New York City has some of the world’s best craft cocktail bars and most experiential cupcake shops (seriously, make your own artisanal cupcake at Molly’s Cupcakes or partake in beer/wine and made-from-scratch cupcake pairing at Sweet Revenge and then you’ll understand). While for a long time my mind never thought of the two at the same time, Prohibition Bakery in the Lower East Side has changed that.
Brooke Siem, a classically-train chef, and Leslie Feinberg, a baker and bartender, started the business on a whim, as they were bored and thought it sounded like a fun idea.

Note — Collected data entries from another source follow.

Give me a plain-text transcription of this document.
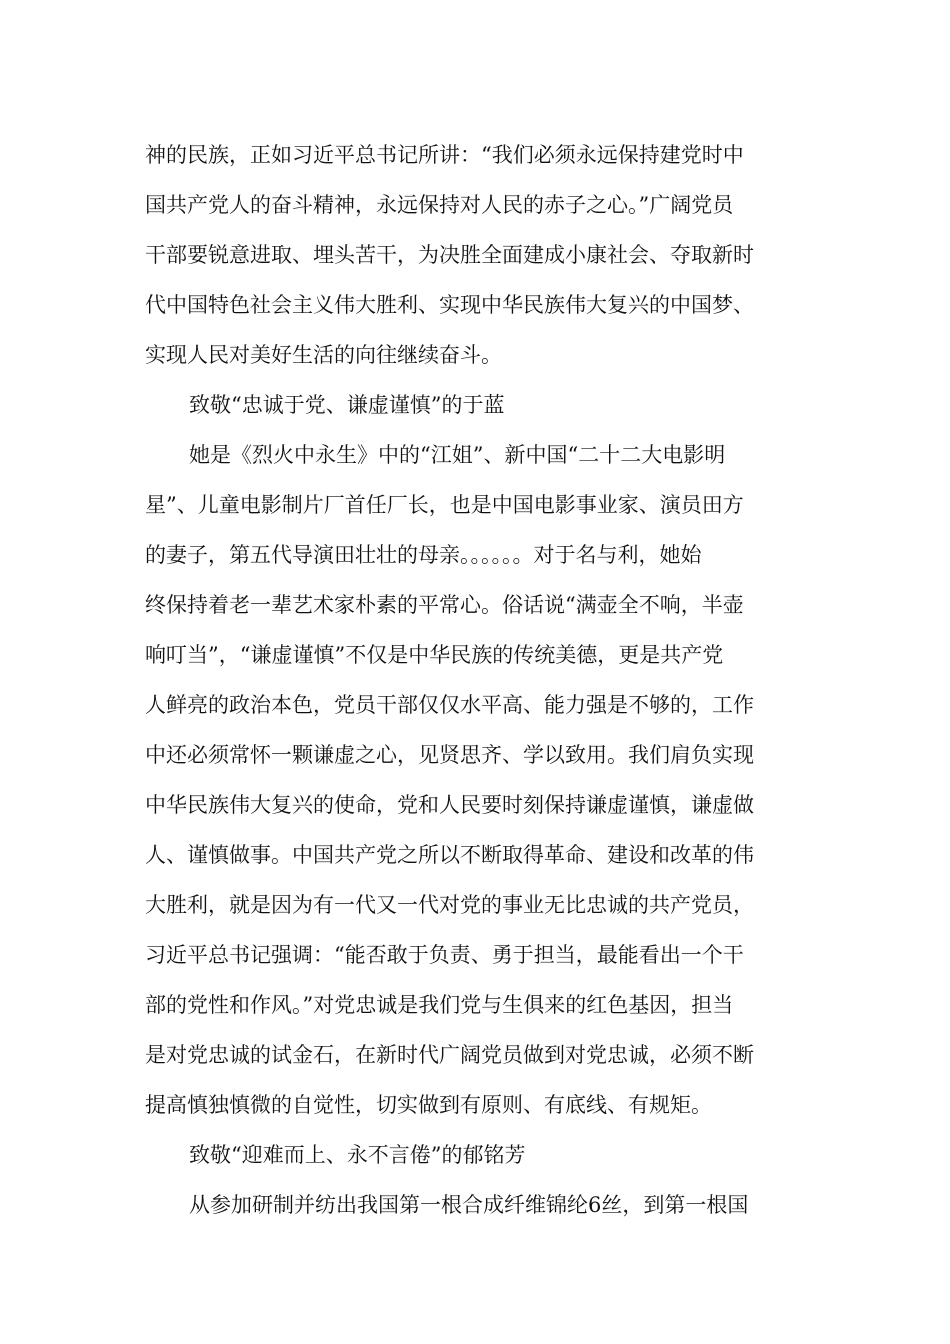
神的民族，正如习近平总书记所讲：“我们必须永远保持建党时中

国共产党人的奋斗精神，永远保持对人民的赤子之心。”广阔党员

干部要锐意进取、埋头苦干，为决胜全面建成小康社会、夺取新时

代中国特色社会主义伟大胜利、实现中华民族伟大复兴的中国梦、

实现人民对美好生活的向往继续奋斗。

致敬“忠诚于党、谦虚谨慎”的于蓝

她是《烈火中永生》中的“江姐”、新中国“二十二大电影明

星”、儿童电影制片厂首任厂长，也是中国电影事业家、演员田方

的妻子，第五代导演田壮壮的母亲。。。。。。对于名与利，她始

终保持着老一辈艺术家朴素的平常心。俗话说“满壶全不响，半壶

响叮当”，“谦虚谨慎”不仅是中华民族的传统美德，更是共产党

人鲜亮的政治本色，党员干部仅仅水平高、能力强是不够的，工作

中还必须常怀一颗谦虚之心，见贤思齐、学以致用。我们肩负实现

中华民族伟大复兴的使命，党和人民要时刻保持谦虚谨慎，谦虚做

人、谨慎做事。中国共产党之所以不断取得革命、建设和改革的伟

大胜利，就是因为有一代又一代对党的事业无比忠诚的共产党员，

习近平总书记强调：“能否敢于负责、勇于担当，最能看出一个干

部的党性和作风。”对党忠诚是我们党与生俱来的红色基因，担当

是对党忠诚的试金石，在新时代广阔党员做到对党忠诚，必须不断

提高慎独慎微的自觉性，切实做到有原则、有底线、有规矩。

致敬“迎难而上、永不言倦”的郁铭芳

从参加研制并纺出我国第一根合成纤维锦纶6丝，到第一根国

Apparently, customers did too, as the business quickly took off, allowing adults to get in touch with their inner-child in a grown-up way.
While the concept itself is creative, what’s truly amazing about this unique establishment is the quality. These cupcakes don’t just resemble their namesake drink, they embody them, featuring the same ingredients — void of artificial flavors — but reconstructed.

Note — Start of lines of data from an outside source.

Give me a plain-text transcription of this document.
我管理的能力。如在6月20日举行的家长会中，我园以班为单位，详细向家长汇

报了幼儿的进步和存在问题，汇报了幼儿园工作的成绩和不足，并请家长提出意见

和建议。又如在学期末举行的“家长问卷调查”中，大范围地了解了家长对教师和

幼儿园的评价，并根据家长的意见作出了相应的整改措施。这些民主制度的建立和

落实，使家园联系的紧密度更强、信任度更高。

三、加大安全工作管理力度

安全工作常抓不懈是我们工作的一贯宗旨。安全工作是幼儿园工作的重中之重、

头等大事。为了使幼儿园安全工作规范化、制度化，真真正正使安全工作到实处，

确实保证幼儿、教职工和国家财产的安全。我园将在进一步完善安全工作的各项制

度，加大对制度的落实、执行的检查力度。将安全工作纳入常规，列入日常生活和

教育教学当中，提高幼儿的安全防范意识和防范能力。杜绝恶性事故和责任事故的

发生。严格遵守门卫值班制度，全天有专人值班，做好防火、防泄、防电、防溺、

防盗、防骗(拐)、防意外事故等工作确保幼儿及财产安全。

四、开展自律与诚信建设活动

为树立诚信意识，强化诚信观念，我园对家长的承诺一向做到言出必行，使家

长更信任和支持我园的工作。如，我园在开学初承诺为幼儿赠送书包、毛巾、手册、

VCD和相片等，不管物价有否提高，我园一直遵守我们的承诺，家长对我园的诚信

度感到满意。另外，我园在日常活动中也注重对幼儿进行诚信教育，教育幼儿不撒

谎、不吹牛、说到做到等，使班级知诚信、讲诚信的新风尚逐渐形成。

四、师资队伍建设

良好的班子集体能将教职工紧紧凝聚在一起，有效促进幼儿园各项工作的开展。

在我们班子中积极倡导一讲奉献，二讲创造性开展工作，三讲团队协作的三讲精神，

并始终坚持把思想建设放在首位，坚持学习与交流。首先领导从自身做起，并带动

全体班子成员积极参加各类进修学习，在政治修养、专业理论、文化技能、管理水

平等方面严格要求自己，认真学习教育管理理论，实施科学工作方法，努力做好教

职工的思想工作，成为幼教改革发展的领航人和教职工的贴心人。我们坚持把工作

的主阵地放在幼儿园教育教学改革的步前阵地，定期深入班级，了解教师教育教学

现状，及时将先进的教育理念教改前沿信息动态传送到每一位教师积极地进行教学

Brooke Siem and Leslie Feinberg. Photo courtesy of Prohibition Bakery.
There are a lot of innovative varieties to choose from: an “Old Fashioned” made with whiskey, bitters, orange and whiskey-soaked cherry; a “Dark & Stormy Cupcake” featuring Gosling’s Rum, ginger, beer and lime; and a “Sangria” combining orange, Pinot Noir and pear brandy, to name a few. There are also a number of more conceptual cupcakes, like “Pretzels & Beer” featuring pale ale, Nutella, pretzel and white truffle and a “Scotch & Cigar” with molasses, tobacco and Laphroaig scotch.
“We love to challenge the idea of a cupcake, or a cocktail, or a candy, and to give people something to talk about,” explains Feinberg. “We believe that people should be able to experience innovation in food in a casual setting. But mostly, our main mission is simply to make people happy, in perhaps a new and unexpected way.”